Sterilization of the developmentally disabled is now provided for in Colorado statutes CRS 27-10.5-128  through 135.

Klanswoman  (anti-Catholic)

According to Goldberg, Love introduced a bill to abolish sectarian and institutional schools maintained wholly or in part by "public moneys". While private self-sustaining schools were exempted from the bill's provisions, "public moneys" were broadly described as funds raised by "public taxation, community chests, charity organizations, or public drives."

Women's Rights

Goldberg states "Love sponsored (in 1925) a bill advocating the distribution of birth control information and the manufacture and distribution of contraceptives." Goodstein adds "a state prison for women, health examinations for marriage license applicants, and unwed mothers to breast feed their babies, and strong state supervision of maternity homes."

The Klan Fiasco

It's easier to kill a bill than to pass one.

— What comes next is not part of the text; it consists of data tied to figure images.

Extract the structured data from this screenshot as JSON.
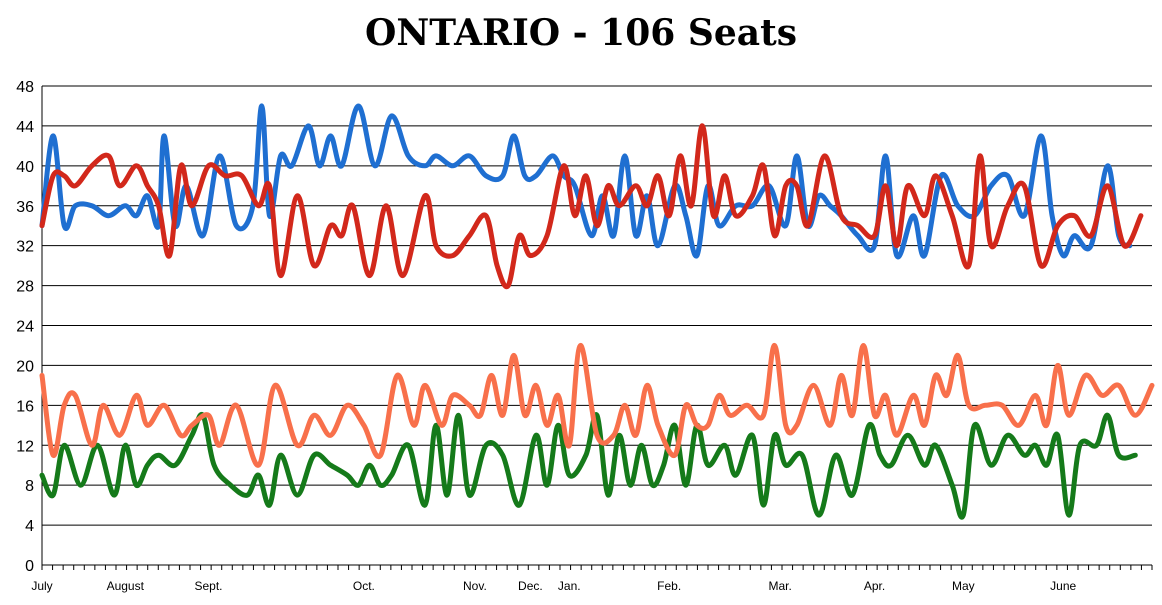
{
  "chart_data": {
    "type": "line",
    "title": "ONTARIO - 106 Seats",
    "xlabel": "",
    "ylabel": "",
    "ylim": [
      0,
      48
    ],
    "yticks": [
      0,
      4,
      8,
      12,
      16,
      20,
      24,
      28,
      32,
      36,
      40,
      44,
      48
    ],
    "grid": true,
    "legend": "none",
    "months": [
      "July",
      "August",
      "Sept.",
      "Oct.",
      "Nov.",
      "Dec.",
      "Jan.",
      "Feb.",
      "Mar.",
      "Apr.",
      "May",
      "June"
    ],
    "month_positions": [
      0,
      0.75,
      1.5,
      2.9,
      3.9,
      4.4,
      4.75,
      5.65,
      6.65,
      7.5,
      8.3,
      9.2
    ],
    "x_max": 10.0,
    "series": [
      {
        "color": "#1f6fd1",
        "values": [
          [
            0,
            34
          ],
          [
            0.1,
            43
          ],
          [
            0.2,
            34
          ],
          [
            0.3,
            36
          ],
          [
            0.45,
            36
          ],
          [
            0.6,
            35
          ],
          [
            0.75,
            36
          ],
          [
            0.85,
            35
          ],
          [
            0.95,
            37
          ],
          [
            1.05,
            34
          ],
          [
            1.1,
            43
          ],
          [
            1.2,
            34
          ],
          [
            1.3,
            38
          ],
          [
            1.45,
            33
          ],
          [
            1.6,
            41
          ],
          [
            1.75,
            34
          ],
          [
            1.9,
            36
          ],
          [
            1.98,
            46
          ],
          [
            2.05,
            35
          ],
          [
            2.15,
            41
          ],
          [
            2.25,
            40
          ],
          [
            2.4,
            44
          ],
          [
            2.5,
            40
          ],
          [
            2.6,
            43
          ],
          [
            2.7,
            40
          ],
          [
            2.85,
            46
          ],
          [
            3.0,
            40
          ],
          [
            3.15,
            45
          ],
          [
            3.3,
            41
          ],
          [
            3.45,
            40
          ],
          [
            3.55,
            41
          ],
          [
            3.7,
            40
          ],
          [
            3.85,
            41
          ],
          [
            4.0,
            39
          ],
          [
            4.15,
            39
          ],
          [
            4.25,
            43
          ],
          [
            4.35,
            39
          ],
          [
            4.45,
            39
          ],
          [
            4.6,
            41
          ],
          [
            4.7,
            39
          ],
          [
            4.8,
            38
          ],
          [
            4.95,
            33
          ],
          [
            5.05,
            37
          ],
          [
            5.15,
            33
          ],
          [
            5.25,
            41
          ],
          [
            5.35,
            33
          ],
          [
            5.45,
            37
          ],
          [
            5.55,
            32
          ],
          [
            5.7,
            38
          ],
          [
            5.8,
            35
          ],
          [
            5.9,
            31
          ],
          [
            6.0,
            38
          ],
          [
            6.1,
            34
          ],
          [
            6.25,
            36
          ],
          [
            6.4,
            36
          ],
          [
            6.55,
            38
          ],
          [
            6.7,
            34
          ],
          [
            6.8,
            41
          ],
          [
            6.9,
            34
          ],
          [
            7.0,
            37
          ],
          [
            7.1,
            36
          ],
          [
            7.2,
            35
          ],
          [
            7.35,
            33
          ],
          [
            7.5,
            32
          ],
          [
            7.6,
            41
          ],
          [
            7.7,
            31
          ],
          [
            7.85,
            35
          ],
          [
            7.95,
            31
          ],
          [
            8.1,
            39
          ],
          [
            8.25,
            36
          ],
          [
            8.4,
            35
          ],
          [
            8.55,
            38
          ],
          [
            8.7,
            39
          ],
          [
            8.85,
            35
          ],
          [
            9.0,
            43
          ],
          [
            9.1,
            35
          ],
          [
            9.2,
            31
          ],
          [
            9.3,
            33
          ],
          [
            9.45,
            32
          ],
          [
            9.6,
            40
          ],
          [
            9.7,
            33
          ],
          [
            9.8,
            32
          ]
        ]
      },
      {
        "color": "#d2281b",
        "values": [
          [
            0,
            34
          ],
          [
            0.1,
            39
          ],
          [
            0.2,
            39
          ],
          [
            0.3,
            38
          ],
          [
            0.45,
            40
          ],
          [
            0.6,
            41
          ],
          [
            0.7,
            38
          ],
          [
            0.85,
            40
          ],
          [
            0.95,
            38
          ],
          [
            1.05,
            36
          ],
          [
            1.15,
            31
          ],
          [
            1.25,
            40
          ],
          [
            1.35,
            36
          ],
          [
            1.5,
            40
          ],
          [
            1.65,
            39
          ],
          [
            1.8,
            39
          ],
          [
            1.95,
            36
          ],
          [
            2.05,
            38
          ],
          [
            2.15,
            29
          ],
          [
            2.3,
            37
          ],
          [
            2.45,
            30
          ],
          [
            2.6,
            34
          ],
          [
            2.7,
            33
          ],
          [
            2.8,
            36
          ],
          [
            2.95,
            29
          ],
          [
            3.1,
            36
          ],
          [
            3.25,
            29
          ],
          [
            3.45,
            37
          ],
          [
            3.55,
            32
          ],
          [
            3.7,
            31
          ],
          [
            3.85,
            33
          ],
          [
            4.0,
            35
          ],
          [
            4.1,
            30
          ],
          [
            4.2,
            28
          ],
          [
            4.3,
            33
          ],
          [
            4.4,
            31
          ],
          [
            4.55,
            33
          ],
          [
            4.7,
            40
          ],
          [
            4.8,
            35
          ],
          [
            4.9,
            39
          ],
          [
            5.0,
            34
          ],
          [
            5.1,
            38
          ],
          [
            5.2,
            36
          ],
          [
            5.35,
            38
          ],
          [
            5.45,
            36
          ],
          [
            5.55,
            39
          ],
          [
            5.65,
            35
          ],
          [
            5.75,
            41
          ],
          [
            5.85,
            36
          ],
          [
            5.95,
            44
          ],
          [
            6.05,
            35
          ],
          [
            6.15,
            39
          ],
          [
            6.25,
            35
          ],
          [
            6.4,
            37
          ],
          [
            6.5,
            40
          ],
          [
            6.6,
            33
          ],
          [
            6.7,
            38
          ],
          [
            6.8,
            38
          ],
          [
            6.9,
            34
          ],
          [
            7.05,
            41
          ],
          [
            7.2,
            35
          ],
          [
            7.35,
            34
          ],
          [
            7.5,
            33
          ],
          [
            7.6,
            38
          ],
          [
            7.7,
            32
          ],
          [
            7.8,
            38
          ],
          [
            7.95,
            35
          ],
          [
            8.05,
            39
          ],
          [
            8.2,
            35
          ],
          [
            8.35,
            30
          ],
          [
            8.45,
            41
          ],
          [
            8.55,
            32
          ],
          [
            8.7,
            36
          ],
          [
            8.85,
            38
          ],
          [
            9.0,
            30
          ],
          [
            9.15,
            34
          ],
          [
            9.3,
            35
          ],
          [
            9.45,
            33
          ],
          [
            9.6,
            38
          ],
          [
            9.75,
            32
          ],
          [
            9.9,
            35
          ]
        ]
      },
      {
        "color": "#f8704b",
        "values": [
          [
            0,
            19
          ],
          [
            0.1,
            11
          ],
          [
            0.2,
            16
          ],
          [
            0.3,
            17
          ],
          [
            0.45,
            12
          ],
          [
            0.55,
            16
          ],
          [
            0.7,
            13
          ],
          [
            0.85,
            17
          ],
          [
            0.95,
            14
          ],
          [
            1.1,
            16
          ],
          [
            1.25,
            13
          ],
          [
            1.35,
            14
          ],
          [
            1.5,
            15
          ],
          [
            1.6,
            12
          ],
          [
            1.75,
            16
          ],
          [
            1.95,
            10
          ],
          [
            2.1,
            18
          ],
          [
            2.3,
            12
          ],
          [
            2.45,
            15
          ],
          [
            2.6,
            13
          ],
          [
            2.75,
            16
          ],
          [
            2.9,
            14
          ],
          [
            3.05,
            11
          ],
          [
            3.2,
            19
          ],
          [
            3.35,
            14
          ],
          [
            3.45,
            18
          ],
          [
            3.6,
            14
          ],
          [
            3.7,
            17
          ],
          [
            3.85,
            16
          ],
          [
            3.95,
            15
          ],
          [
            4.05,
            19
          ],
          [
            4.15,
            15
          ],
          [
            4.25,
            21
          ],
          [
            4.35,
            15
          ],
          [
            4.45,
            18
          ],
          [
            4.55,
            14
          ],
          [
            4.65,
            17
          ],
          [
            4.75,
            12
          ],
          [
            4.85,
            22
          ],
          [
            5.0,
            13
          ],
          [
            5.15,
            13
          ],
          [
            5.25,
            16
          ],
          [
            5.35,
            13
          ],
          [
            5.45,
            18
          ],
          [
            5.55,
            14
          ],
          [
            5.7,
            11
          ],
          [
            5.8,
            16
          ],
          [
            5.9,
            14
          ],
          [
            6.0,
            14
          ],
          [
            6.1,
            17
          ],
          [
            6.2,
            15
          ],
          [
            6.35,
            16
          ],
          [
            6.5,
            15
          ],
          [
            6.6,
            22
          ],
          [
            6.7,
            14
          ],
          [
            6.8,
            14
          ],
          [
            6.95,
            18
          ],
          [
            7.1,
            14
          ],
          [
            7.2,
            19
          ],
          [
            7.3,
            15
          ],
          [
            7.4,
            22
          ],
          [
            7.5,
            15
          ],
          [
            7.6,
            17
          ],
          [
            7.7,
            13
          ],
          [
            7.85,
            17
          ],
          [
            7.95,
            14
          ],
          [
            8.05,
            19
          ],
          [
            8.15,
            17
          ],
          [
            8.25,
            21
          ],
          [
            8.35,
            16
          ],
          [
            8.5,
            16
          ],
          [
            8.65,
            16
          ],
          [
            8.8,
            14
          ],
          [
            8.95,
            17
          ],
          [
            9.05,
            14
          ],
          [
            9.15,
            20
          ],
          [
            9.25,
            15
          ],
          [
            9.4,
            19
          ],
          [
            9.55,
            17
          ],
          [
            9.7,
            18
          ],
          [
            9.85,
            15
          ],
          [
            10.0,
            18
          ]
        ]
      },
      {
        "color": "#157a1a",
        "values": [
          [
            0,
            9
          ],
          [
            0.1,
            7
          ],
          [
            0.2,
            12
          ],
          [
            0.35,
            8
          ],
          [
            0.5,
            12
          ],
          [
            0.65,
            7
          ],
          [
            0.75,
            12
          ],
          [
            0.85,
            8
          ],
          [
            0.95,
            10
          ],
          [
            1.05,
            11
          ],
          [
            1.2,
            10
          ],
          [
            1.35,
            13
          ],
          [
            1.45,
            15
          ],
          [
            1.55,
            10
          ],
          [
            1.7,
            8
          ],
          [
            1.85,
            7
          ],
          [
            1.95,
            9
          ],
          [
            2.05,
            6
          ],
          [
            2.15,
            11
          ],
          [
            2.3,
            7
          ],
          [
            2.45,
            11
          ],
          [
            2.6,
            10
          ],
          [
            2.75,
            9
          ],
          [
            2.85,
            8
          ],
          [
            2.95,
            10
          ],
          [
            3.05,
            8
          ],
          [
            3.15,
            9
          ],
          [
            3.3,
            12
          ],
          [
            3.45,
            6
          ],
          [
            3.55,
            14
          ],
          [
            3.65,
            7
          ],
          [
            3.75,
            15
          ],
          [
            3.85,
            7
          ],
          [
            4.0,
            12
          ],
          [
            4.15,
            11
          ],
          [
            4.3,
            6
          ],
          [
            4.45,
            13
          ],
          [
            4.55,
            8
          ],
          [
            4.65,
            14
          ],
          [
            4.75,
            9
          ],
          [
            4.9,
            11
          ],
          [
            5.0,
            15
          ],
          [
            5.1,
            7
          ],
          [
            5.2,
            13
          ],
          [
            5.3,
            8
          ],
          [
            5.4,
            12
          ],
          [
            5.5,
            8
          ],
          [
            5.6,
            10
          ],
          [
            5.7,
            14
          ],
          [
            5.8,
            8
          ],
          [
            5.9,
            14
          ],
          [
            6.0,
            10
          ],
          [
            6.15,
            12
          ],
          [
            6.25,
            9
          ],
          [
            6.4,
            13
          ],
          [
            6.5,
            6
          ],
          [
            6.6,
            13
          ],
          [
            6.7,
            10
          ],
          [
            6.85,
            11
          ],
          [
            7.0,
            5
          ],
          [
            7.15,
            11
          ],
          [
            7.3,
            7
          ],
          [
            7.45,
            14
          ],
          [
            7.55,
            11
          ],
          [
            7.65,
            10
          ],
          [
            7.8,
            13
          ],
          [
            7.95,
            10
          ],
          [
            8.05,
            12
          ],
          [
            8.2,
            8
          ],
          [
            8.3,
            5
          ],
          [
            8.4,
            14
          ],
          [
            8.55,
            10
          ],
          [
            8.7,
            13
          ],
          [
            8.85,
            11
          ],
          [
            8.95,
            12
          ],
          [
            9.05,
            10
          ],
          [
            9.15,
            13
          ],
          [
            9.25,
            5
          ],
          [
            9.35,
            12
          ],
          [
            9.5,
            12
          ],
          [
            9.6,
            15
          ],
          [
            9.7,
            11
          ],
          [
            9.85,
            11
          ]
        ]
      }
    ]
  }
}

Both Goldberg and Goodstein considered the "Klan-controlled" legislature of 1925 as inept thanks to the state Senate.

Republicans held the House 52 to 13 and the Senate 21 to 14, but nine Republicans were Senate holdovers,  so the Klan did NOT have a majority  "and was forced to ally with non-Klansmen who were loyal to the Republican party..."

In the Senate "Anti-Klan Republicans ... refused to attend their party caucus because the vote of the majority was binding upon all. Instead they joined with the Democrats to form a bi-partisan majority against the administration."

Leading the 14 Senate Dems was street-smart Minority Leader Billy Adams, who later became governor in 1927. Three Democratic senators voted with the Klan. Goodstein calls Adams "master of parliamentary tactics who had complete mastery of the legislative process."

The coalition strategy was to kill as many bills in committee as possible, using "the weight of procedural motions to delay passage."

Goldberg claims "The anti-Klan forces ... controlled the senate State Affairs Committee which received almost half of the House bills" and controlled enough votes in Senate Finance Committee to postpone considering a third of Klan Gov. Clarence Morely's measures.

According to Goodstein, Gov. Morely had 35 specific Klan bills introduced. Only 19 made it to the Senate, and only one passed, to eliminate a  defunct Board of Horseshoe Examiners." 

Goldberg states "The House applied pressure by refusing to act upon any Senate measure until House bills were reported out of committee..." Goodstein added Adams then held up appropriations sought by Klan members until the House backed down, which they did.

The anti-Klan forces took control of the Senate Calendar Committee which could kill any bill simply by refusing to place it on the agenda. All five members (three Republicans and two Democrats) were anti-Klansmen."

According to Goldberg  "Among the most noteworthy pieces of legislation passed were bills which forbade picking the blue columbine, allowed counties to exterminate prairie dogs, and authorized convicts to manufacture license plates."

Goodstein adds: Ratifying the Colorado River Compact and allowing lawyers to challenge for cause jurors who did not understand English and heard testimony through interpreters.

In the 1926 election, Democrats added two seats in the Senate and six seats in the House. While there were still Klan members in the legislature, their influence was considerably lessened, especially with Billy Adams as governor. 

Minnie Love's defeat

The Klan, on the Eastern Slope was in disarray, and a new organization called the "Minute Men of America" took away large numbers of Klan members in late 1925 and in 1926.

According to Goldberg  "After a march of 10,000 women  Klan members, Minnie Love, who was an "Excellent Commander" (a Klan title) was also a lieutenant in the Minute Women. She convinced a majority of Denver's 1,000 Klanswomen to shed their hoods for Betsy Ross outfits. (Klan) Imperial Commander Lauena Senter suspended Love, revoked the Denver Klan's charter, and seized its assets before their disappearance into Minute Women's coffers."

In the Republic primary election of 1926, Minnie Love was unable to obtain a position on the Republican ballot. But her time in politics was not over. In 1925, according to Goodstein, she won a six year term on the Denver Board of Education. She died in 1942 at age 87.